We then train one epoch on the training dataset, which is directly followed by a testing phase, on the entire testing
dataset. While those are being computed, the most recent error is displayed. Afterwords an average across all batches is
taken and printed.
During the testing phase, one can also optionally (opt-out) print a list of elements created by the network, to manually
evaluate the performance.
For a basic machine-learning based backend the most important metric isn't how responsive its UI is or how innovative the
idea is. For a program everyone already needs, the most important measurement to provide is the raw performance data.
With less than 0.4 average error after training the model for half an hour on a low-end CPU, one can comfortably say that the
convergence is fast and the results are powerful. However, while still having visible convergence, they aren't close to
good enough for production-level accuracy.
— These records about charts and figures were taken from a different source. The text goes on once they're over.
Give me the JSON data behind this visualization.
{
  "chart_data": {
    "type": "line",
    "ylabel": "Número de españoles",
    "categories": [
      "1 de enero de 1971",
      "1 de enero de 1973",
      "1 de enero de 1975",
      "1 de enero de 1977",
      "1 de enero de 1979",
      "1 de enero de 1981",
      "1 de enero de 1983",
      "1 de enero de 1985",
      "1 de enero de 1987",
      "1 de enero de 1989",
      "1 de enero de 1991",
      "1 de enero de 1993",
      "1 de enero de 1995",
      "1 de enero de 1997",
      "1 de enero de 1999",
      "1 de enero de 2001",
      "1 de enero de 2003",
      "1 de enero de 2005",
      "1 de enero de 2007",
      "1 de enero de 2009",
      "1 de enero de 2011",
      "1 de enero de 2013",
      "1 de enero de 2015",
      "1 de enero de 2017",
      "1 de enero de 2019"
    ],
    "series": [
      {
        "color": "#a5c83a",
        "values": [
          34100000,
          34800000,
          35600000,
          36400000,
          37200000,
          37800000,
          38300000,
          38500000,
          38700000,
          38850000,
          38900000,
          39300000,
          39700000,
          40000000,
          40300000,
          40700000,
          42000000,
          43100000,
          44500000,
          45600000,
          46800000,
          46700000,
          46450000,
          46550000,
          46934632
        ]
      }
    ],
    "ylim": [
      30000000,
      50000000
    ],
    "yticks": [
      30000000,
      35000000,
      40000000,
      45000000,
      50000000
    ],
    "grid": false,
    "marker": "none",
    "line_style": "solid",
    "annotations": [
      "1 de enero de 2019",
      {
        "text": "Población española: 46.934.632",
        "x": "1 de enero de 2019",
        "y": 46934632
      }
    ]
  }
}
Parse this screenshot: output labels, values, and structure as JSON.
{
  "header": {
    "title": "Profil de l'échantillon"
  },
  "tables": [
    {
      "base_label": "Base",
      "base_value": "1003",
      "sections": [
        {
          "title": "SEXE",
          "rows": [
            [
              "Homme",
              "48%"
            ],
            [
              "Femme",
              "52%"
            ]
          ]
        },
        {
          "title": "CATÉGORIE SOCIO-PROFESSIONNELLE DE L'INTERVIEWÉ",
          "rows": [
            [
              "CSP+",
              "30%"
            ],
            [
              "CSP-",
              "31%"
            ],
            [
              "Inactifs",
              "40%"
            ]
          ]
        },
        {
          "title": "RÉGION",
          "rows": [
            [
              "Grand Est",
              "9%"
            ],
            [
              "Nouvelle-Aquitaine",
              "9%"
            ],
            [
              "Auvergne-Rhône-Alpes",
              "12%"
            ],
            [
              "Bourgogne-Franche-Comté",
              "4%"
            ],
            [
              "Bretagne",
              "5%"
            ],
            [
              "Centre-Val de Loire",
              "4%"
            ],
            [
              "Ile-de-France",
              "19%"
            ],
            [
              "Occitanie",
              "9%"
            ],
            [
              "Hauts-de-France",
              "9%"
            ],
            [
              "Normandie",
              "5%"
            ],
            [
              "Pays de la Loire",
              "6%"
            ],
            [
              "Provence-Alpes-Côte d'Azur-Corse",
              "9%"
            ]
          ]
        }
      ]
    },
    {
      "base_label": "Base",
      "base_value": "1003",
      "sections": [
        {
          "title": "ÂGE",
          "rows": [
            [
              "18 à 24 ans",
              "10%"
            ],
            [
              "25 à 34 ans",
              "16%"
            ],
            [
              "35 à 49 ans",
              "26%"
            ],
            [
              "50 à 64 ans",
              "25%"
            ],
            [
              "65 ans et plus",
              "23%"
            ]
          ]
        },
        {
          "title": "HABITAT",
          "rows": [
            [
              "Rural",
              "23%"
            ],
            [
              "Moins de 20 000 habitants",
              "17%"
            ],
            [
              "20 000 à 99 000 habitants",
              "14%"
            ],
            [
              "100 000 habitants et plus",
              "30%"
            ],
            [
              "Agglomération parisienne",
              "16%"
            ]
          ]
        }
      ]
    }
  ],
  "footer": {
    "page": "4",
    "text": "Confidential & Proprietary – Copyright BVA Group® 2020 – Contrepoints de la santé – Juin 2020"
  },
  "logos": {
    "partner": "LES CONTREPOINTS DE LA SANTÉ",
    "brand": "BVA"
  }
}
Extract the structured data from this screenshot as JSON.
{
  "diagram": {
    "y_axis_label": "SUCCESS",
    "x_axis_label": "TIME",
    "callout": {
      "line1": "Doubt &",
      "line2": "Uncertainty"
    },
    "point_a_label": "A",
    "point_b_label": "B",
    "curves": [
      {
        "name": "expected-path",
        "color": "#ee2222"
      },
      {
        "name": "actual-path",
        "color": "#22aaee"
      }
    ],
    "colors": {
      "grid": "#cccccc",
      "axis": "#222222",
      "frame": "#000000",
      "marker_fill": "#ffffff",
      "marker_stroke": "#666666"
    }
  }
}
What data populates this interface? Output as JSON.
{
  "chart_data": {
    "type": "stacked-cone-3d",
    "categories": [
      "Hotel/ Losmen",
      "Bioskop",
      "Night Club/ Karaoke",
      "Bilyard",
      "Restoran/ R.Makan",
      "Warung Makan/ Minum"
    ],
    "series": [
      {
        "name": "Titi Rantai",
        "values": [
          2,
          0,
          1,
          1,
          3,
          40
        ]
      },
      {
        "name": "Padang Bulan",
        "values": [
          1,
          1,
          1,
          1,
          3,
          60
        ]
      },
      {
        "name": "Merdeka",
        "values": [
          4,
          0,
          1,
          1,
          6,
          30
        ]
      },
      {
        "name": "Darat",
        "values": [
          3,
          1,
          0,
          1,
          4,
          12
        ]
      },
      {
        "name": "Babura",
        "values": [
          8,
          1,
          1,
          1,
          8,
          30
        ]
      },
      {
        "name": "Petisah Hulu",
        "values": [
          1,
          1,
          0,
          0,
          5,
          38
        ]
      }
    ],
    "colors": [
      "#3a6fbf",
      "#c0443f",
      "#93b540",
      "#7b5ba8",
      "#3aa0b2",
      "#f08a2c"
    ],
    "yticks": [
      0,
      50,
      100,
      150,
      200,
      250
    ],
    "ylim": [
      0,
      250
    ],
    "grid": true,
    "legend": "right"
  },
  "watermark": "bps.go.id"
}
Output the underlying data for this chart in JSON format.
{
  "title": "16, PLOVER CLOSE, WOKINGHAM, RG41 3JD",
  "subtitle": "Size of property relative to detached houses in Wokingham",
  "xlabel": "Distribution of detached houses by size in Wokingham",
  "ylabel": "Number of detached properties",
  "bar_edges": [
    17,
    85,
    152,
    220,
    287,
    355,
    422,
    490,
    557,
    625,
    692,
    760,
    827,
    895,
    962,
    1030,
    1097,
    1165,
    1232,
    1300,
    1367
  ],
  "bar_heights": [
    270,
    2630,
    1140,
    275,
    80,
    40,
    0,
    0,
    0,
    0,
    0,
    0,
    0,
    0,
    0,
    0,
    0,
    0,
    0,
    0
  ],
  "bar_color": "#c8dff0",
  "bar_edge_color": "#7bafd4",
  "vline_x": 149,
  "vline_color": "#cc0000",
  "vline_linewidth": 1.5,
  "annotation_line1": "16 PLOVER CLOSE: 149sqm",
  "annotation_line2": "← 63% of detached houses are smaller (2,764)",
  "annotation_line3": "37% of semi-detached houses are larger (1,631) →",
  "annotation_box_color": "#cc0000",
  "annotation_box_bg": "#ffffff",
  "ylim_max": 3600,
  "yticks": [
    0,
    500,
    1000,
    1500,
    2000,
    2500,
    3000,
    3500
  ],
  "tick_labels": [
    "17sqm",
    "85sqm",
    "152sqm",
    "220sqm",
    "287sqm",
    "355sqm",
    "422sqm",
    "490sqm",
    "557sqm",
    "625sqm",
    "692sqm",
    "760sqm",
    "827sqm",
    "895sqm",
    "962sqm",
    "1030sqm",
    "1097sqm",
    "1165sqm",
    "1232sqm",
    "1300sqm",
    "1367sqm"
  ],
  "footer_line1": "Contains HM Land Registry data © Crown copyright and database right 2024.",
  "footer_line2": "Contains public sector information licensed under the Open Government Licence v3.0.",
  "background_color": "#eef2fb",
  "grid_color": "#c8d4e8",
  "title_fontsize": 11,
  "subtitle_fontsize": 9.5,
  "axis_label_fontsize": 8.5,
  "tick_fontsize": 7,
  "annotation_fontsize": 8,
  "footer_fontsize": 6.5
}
That's why a testing environment using a jupyter notebook on colaboratory
with 17 million parameters was deployed, yielding similar results in minutes.
The best raw performance achieved, with two hours of training on CPU, is an incredible 0.3 . With this accuracy,
predictions can not just be made but also relied on.
To# ensure that those outputs (at a loss of 0.25) are not pure bogus, the first list in the last list of lists seen in
the example notebook was fed into google
maps.
With the console showing the time difference (in minutes) between start and end, and the map showing start and end points
as well as the expected time to get from one point to another.
While 49 minutes instead of 34 minutes does seem a little far-fetched, you can't know what the used did between those stops.
Visualizing the generated data shows that decent geolocation data can be generated as well as more-or-less accurate
timestamps, implying that real-world application is possible.
As this model can be used to accurately predict where a person will go, just by knowing when and where they started their trip, nextbike could give an incentive to people to move towards the approximated destination of the current driver, making this system more peer-to-peer and less station-based. This would further improve the downtime statistics and therefore improve the overall efficiency of the entire company.
Jelbi could build around such a system by enriching it with their station. As you already know where the ride will end before it actually does, it would be possible to reinforce the incentive of stopping by a station rather than dropping the bike off at their home. Additionally some form of "bike-juicer" could become popular if there is financial incentive to be at the estimated end at the predicted time to take the bike and move it back to a station. This would significantly simplify the lives of many people without being intrusive, almost ensuring a success.
Since this system can be expanded to e-scooters and any piece of technology, it's possible to accurately estimate the battery usage as well as the route of the trip. Using this information, one can drop the user a hint, pointing towards the nearest swobbee station, so that they can quickly change their battery, without having to wait for the scooter to charge up again or even leaving the ecosystem entirely in favour of a taxi.